Treasury Secretary Jacob Lew / AP
December 6, 2016

A bipartisan group of lawmakers is urging the U.S. government to block the planned sale of an American company that produces technology for military applications to a venture capital firm with ties to the Chinese government.

Rep. Robert Pittenger (R., N.C.) wrote to Treasury Secretary Jack Lew on Tuesday asking the Committee on Foreign Investment in the United States, or CFIUS, to block the sale of Lattice Semiconductor to Canyon Bridge Capital Partners, a new American private equity firm supported by Chinese funding.

Lattice Semiconductor is an American producer of technology for applications in the U.S. military. The company announced in November that it would be sold to Canyon Bridge Capital Partners, the private equity firm, for $1.3 billion.

"We are concerned with this transaction as CBCP (Canyon Bridge Capital Partners) appears to be directly affiliated with the government of the People's Republic of China (PRC) and further appears to be a legal construction intended to obfuscate the involvement of numerous PRC state-owned enterprises during the Committee on Foreign Investment in the United States (CFIUS) review process," Pittenger wrote in the letter, which was cosigned by 21 members of Congress.

"As you know, Lattice is the third largest American producer of Field Programmable Gate Array (FPGA) technologies," Pittenger, a member of the House Committee on Financial Services, wrote. "FPGA technologies are critical to American military applications, and the purchase of an American FPGA designer and manufacturer by a PRC-affiliated firm could disrupt the military supply chain and possibly lead to a reliance on foreign-sourced technologies for many critical Defense Department programs."

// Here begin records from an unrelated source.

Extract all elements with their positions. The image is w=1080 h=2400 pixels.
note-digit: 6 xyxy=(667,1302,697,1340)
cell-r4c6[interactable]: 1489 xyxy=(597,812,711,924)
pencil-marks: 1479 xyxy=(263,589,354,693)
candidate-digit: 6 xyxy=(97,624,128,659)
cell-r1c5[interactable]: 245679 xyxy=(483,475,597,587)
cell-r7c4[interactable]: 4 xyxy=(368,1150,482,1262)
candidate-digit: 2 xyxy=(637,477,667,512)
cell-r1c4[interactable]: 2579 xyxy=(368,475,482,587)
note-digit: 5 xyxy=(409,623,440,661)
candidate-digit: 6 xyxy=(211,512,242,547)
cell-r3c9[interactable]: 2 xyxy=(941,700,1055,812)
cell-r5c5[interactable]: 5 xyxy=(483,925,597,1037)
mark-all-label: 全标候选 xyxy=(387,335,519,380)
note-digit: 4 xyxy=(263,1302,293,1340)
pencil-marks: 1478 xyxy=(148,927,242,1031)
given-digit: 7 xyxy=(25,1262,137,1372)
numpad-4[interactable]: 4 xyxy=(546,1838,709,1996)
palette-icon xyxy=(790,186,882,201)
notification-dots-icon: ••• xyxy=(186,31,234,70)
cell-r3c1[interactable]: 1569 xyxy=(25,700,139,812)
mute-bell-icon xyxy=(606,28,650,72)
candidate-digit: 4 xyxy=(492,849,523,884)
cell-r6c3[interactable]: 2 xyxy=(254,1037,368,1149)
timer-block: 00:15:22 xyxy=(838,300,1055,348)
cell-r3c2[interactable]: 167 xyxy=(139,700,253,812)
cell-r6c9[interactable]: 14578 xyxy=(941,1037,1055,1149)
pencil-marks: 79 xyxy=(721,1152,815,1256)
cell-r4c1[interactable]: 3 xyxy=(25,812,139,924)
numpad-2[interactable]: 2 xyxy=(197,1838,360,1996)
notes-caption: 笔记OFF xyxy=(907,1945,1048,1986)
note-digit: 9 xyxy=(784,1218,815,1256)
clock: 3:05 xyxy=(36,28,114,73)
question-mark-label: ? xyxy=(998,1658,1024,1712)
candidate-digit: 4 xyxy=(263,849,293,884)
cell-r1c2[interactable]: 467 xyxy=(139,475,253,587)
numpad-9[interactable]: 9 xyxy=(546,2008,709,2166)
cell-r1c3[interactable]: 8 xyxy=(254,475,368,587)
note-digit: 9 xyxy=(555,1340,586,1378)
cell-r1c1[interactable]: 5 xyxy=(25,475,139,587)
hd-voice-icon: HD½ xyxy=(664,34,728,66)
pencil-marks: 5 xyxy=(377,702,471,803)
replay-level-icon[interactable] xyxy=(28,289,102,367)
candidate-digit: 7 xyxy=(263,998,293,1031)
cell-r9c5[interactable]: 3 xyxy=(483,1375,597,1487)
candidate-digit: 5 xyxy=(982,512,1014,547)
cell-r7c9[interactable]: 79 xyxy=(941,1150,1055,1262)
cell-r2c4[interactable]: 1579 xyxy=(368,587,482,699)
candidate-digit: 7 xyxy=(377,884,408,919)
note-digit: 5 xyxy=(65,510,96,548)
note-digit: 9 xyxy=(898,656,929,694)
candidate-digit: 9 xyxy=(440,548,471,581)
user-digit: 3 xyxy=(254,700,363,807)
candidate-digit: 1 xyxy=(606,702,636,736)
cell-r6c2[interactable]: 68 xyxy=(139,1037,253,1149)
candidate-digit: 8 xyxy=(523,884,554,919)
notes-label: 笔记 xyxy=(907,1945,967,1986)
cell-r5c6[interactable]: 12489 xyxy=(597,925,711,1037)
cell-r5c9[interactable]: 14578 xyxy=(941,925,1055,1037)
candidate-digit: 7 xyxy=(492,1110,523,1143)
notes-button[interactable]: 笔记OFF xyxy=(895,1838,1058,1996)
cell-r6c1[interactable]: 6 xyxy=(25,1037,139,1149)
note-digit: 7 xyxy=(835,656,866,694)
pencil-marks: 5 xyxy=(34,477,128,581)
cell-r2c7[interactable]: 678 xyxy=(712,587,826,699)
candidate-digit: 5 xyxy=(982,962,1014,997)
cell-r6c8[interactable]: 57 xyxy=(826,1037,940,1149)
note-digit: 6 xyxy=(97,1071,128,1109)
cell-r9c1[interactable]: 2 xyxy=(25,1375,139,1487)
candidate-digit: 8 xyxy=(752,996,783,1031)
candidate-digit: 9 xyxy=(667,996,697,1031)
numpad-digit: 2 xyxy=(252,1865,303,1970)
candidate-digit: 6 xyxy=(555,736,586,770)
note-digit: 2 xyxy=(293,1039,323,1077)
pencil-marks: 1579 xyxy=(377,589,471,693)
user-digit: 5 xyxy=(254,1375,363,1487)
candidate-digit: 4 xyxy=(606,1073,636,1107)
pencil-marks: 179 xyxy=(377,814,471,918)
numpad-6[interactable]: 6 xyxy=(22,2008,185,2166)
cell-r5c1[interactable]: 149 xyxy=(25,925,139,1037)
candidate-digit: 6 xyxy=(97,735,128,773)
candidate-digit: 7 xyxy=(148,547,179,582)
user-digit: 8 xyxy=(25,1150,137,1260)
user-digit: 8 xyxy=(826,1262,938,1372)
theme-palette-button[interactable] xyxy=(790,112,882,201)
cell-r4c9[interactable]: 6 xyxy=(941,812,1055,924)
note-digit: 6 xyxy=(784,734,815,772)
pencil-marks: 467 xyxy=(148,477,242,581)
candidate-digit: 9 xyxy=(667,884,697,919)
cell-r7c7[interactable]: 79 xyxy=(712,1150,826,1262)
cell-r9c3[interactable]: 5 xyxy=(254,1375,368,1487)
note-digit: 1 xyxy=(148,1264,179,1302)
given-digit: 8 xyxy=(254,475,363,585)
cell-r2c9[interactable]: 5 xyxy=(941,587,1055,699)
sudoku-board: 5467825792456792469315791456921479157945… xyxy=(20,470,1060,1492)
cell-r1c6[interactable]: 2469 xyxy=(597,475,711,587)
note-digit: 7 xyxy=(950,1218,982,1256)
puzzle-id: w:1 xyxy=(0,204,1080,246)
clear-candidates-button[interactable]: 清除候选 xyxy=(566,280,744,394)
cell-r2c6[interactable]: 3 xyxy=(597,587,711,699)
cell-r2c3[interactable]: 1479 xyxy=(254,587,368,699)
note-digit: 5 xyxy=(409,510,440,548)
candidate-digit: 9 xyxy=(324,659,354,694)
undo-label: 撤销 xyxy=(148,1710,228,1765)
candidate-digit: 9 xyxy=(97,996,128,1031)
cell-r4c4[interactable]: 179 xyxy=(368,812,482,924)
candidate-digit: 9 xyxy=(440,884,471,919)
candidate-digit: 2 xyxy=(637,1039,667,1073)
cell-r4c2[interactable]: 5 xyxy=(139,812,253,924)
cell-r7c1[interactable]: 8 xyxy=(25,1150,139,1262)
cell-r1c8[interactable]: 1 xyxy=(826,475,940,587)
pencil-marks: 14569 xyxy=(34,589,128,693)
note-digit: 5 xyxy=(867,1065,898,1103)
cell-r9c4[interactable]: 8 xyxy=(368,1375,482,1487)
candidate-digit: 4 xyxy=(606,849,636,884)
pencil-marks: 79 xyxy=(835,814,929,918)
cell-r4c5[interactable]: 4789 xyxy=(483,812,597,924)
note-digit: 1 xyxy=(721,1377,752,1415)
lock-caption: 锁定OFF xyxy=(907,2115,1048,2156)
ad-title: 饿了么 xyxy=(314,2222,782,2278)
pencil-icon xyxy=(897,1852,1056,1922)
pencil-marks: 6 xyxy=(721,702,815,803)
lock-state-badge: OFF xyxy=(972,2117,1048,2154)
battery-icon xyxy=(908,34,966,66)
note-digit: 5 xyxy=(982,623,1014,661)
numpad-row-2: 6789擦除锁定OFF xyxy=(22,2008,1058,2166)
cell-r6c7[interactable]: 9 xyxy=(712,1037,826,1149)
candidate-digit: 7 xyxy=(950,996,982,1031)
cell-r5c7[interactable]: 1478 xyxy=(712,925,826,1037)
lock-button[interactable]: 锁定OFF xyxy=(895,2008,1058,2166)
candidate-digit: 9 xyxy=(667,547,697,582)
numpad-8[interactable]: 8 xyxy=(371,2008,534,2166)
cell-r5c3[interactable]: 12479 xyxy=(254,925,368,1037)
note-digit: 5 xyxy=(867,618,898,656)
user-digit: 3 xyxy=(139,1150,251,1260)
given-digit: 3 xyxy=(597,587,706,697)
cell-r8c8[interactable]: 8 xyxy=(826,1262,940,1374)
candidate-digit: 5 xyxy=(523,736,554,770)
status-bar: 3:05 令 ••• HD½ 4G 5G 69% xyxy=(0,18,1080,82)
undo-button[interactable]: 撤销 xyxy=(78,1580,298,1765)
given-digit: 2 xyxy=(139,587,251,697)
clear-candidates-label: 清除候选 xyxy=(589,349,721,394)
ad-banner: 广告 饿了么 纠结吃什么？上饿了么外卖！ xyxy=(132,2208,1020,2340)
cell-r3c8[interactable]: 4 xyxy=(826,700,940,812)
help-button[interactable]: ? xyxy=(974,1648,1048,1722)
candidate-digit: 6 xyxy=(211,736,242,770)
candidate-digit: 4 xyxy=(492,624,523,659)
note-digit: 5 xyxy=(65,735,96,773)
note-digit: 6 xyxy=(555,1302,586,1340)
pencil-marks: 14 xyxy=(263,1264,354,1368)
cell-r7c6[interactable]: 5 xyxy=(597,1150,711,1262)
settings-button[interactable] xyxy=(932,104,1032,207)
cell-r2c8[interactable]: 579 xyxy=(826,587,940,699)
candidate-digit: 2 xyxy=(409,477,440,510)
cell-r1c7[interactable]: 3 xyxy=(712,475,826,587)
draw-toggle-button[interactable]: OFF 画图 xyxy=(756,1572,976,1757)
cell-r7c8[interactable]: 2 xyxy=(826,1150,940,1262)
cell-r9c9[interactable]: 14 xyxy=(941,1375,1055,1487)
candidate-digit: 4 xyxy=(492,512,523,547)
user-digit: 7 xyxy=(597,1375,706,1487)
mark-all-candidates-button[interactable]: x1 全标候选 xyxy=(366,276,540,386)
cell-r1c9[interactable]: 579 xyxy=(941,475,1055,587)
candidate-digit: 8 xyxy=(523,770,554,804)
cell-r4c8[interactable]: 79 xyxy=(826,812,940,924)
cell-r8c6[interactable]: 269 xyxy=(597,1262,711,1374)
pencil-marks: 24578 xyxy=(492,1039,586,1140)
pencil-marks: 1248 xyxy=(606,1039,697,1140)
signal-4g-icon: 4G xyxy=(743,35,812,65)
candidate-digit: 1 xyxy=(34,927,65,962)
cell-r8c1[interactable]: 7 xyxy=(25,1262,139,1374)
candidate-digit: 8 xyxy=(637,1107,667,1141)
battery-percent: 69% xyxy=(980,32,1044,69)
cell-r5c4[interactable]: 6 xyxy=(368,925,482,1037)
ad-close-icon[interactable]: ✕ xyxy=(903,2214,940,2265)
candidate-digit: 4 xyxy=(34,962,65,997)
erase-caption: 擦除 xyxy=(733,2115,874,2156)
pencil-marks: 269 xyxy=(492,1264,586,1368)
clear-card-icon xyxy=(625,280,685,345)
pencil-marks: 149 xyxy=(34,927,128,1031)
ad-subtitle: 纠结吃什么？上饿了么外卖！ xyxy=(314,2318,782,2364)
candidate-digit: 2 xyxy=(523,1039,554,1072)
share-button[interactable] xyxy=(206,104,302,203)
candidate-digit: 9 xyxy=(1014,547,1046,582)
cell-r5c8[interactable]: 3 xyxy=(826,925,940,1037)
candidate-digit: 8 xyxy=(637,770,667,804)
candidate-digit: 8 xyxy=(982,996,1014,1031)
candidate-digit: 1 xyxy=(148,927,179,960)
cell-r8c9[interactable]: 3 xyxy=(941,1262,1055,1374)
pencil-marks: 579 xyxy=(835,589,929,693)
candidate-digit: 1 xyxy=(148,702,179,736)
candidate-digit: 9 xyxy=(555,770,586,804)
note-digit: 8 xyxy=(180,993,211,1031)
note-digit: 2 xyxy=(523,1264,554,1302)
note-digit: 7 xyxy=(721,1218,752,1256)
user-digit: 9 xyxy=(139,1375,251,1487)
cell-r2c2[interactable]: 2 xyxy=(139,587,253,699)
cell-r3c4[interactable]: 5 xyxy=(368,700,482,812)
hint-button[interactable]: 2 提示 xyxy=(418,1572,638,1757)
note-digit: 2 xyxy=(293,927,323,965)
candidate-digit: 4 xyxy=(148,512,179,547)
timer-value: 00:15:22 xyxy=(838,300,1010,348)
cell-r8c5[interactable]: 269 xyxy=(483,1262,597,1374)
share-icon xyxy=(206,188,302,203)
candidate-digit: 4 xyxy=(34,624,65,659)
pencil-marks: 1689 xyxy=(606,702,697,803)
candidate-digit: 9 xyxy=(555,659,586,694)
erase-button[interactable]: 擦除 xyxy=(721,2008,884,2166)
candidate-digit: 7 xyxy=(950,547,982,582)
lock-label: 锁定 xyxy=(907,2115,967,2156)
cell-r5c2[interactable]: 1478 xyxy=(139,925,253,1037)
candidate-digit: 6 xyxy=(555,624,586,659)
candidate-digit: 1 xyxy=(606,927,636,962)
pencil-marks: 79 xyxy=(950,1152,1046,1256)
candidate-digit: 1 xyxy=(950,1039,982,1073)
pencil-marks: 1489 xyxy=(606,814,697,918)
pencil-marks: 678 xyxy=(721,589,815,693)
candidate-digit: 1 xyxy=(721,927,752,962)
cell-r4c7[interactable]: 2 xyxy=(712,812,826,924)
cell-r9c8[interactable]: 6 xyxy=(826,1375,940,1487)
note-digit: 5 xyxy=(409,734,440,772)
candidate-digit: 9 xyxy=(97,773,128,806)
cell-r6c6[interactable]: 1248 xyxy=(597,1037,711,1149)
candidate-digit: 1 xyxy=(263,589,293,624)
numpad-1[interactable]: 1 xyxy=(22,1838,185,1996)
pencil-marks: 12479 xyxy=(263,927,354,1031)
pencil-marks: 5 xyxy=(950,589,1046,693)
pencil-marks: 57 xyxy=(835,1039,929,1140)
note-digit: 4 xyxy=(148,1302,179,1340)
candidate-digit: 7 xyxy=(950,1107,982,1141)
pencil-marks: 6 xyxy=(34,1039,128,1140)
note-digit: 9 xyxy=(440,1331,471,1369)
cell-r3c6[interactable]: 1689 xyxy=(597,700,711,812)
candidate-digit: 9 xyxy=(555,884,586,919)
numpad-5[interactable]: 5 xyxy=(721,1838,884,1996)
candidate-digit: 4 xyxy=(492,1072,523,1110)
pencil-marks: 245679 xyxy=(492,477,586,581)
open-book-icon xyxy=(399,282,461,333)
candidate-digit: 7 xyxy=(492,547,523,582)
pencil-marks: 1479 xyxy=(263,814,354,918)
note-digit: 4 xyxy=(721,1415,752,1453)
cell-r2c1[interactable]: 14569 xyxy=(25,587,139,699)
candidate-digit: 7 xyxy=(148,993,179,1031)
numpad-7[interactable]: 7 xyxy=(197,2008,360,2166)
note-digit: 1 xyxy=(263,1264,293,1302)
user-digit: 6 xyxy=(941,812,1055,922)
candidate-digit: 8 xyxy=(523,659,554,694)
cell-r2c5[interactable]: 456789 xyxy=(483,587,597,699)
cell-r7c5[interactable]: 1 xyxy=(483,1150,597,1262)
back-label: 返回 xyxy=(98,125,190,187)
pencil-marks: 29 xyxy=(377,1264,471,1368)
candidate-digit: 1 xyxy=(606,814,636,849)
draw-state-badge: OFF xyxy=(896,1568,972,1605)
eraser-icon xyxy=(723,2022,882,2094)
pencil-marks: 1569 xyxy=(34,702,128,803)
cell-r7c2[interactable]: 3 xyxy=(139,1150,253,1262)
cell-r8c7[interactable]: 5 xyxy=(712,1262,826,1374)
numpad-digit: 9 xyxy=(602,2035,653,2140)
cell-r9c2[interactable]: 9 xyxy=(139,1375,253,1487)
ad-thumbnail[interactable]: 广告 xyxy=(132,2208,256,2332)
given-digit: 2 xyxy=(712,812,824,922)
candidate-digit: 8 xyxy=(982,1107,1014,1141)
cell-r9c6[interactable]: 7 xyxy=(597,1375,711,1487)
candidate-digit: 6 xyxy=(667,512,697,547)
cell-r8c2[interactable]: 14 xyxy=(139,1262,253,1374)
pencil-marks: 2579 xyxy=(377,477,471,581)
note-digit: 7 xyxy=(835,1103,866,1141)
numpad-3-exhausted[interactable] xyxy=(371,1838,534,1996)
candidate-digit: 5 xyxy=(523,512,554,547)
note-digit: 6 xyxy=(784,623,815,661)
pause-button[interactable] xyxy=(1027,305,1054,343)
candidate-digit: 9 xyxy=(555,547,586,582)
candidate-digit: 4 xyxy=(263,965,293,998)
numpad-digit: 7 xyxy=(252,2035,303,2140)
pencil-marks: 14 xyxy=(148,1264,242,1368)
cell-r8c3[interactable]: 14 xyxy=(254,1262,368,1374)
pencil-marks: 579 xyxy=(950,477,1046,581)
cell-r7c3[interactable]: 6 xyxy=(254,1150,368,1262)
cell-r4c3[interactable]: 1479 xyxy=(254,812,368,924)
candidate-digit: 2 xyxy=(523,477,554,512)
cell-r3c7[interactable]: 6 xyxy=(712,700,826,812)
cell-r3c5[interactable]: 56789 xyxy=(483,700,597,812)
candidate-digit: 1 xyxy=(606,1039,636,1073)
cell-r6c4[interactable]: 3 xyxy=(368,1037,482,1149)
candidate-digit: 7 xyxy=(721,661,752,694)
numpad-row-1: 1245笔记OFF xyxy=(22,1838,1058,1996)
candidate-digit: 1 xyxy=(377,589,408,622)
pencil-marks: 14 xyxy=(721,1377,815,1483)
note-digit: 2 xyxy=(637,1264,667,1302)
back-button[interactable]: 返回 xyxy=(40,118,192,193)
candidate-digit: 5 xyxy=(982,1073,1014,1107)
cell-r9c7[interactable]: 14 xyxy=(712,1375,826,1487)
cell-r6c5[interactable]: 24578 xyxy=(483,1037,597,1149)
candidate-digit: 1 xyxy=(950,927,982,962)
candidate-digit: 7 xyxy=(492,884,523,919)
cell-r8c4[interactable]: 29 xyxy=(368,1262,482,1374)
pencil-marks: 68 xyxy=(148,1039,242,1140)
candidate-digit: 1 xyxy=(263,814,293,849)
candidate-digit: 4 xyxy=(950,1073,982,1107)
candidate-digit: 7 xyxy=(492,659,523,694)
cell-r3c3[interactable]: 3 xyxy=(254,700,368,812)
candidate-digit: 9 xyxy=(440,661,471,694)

"The PRC's interest in the U.S. semiconductor market is clear and well-coordinated, and their firms have faced well-deserved scrutiny when attempting to directly acquire American producers," Pittenger wrote. "In this instance, the PRC appears to have created an American venture capital firm to act as a conduit for Chinese government control over one of our largest semiconductor suppliers."

CFIUS is authorized to examine transactions resulting in foreign control of U.S. businesses to determine any national security implications of the sales.

Pittenger and other lawmakers have previously worried about Chinese and Russian companies purchasing U.S. businesses, successfully pushing for a review of CFIUS by the Government Accountability Office earlier this year.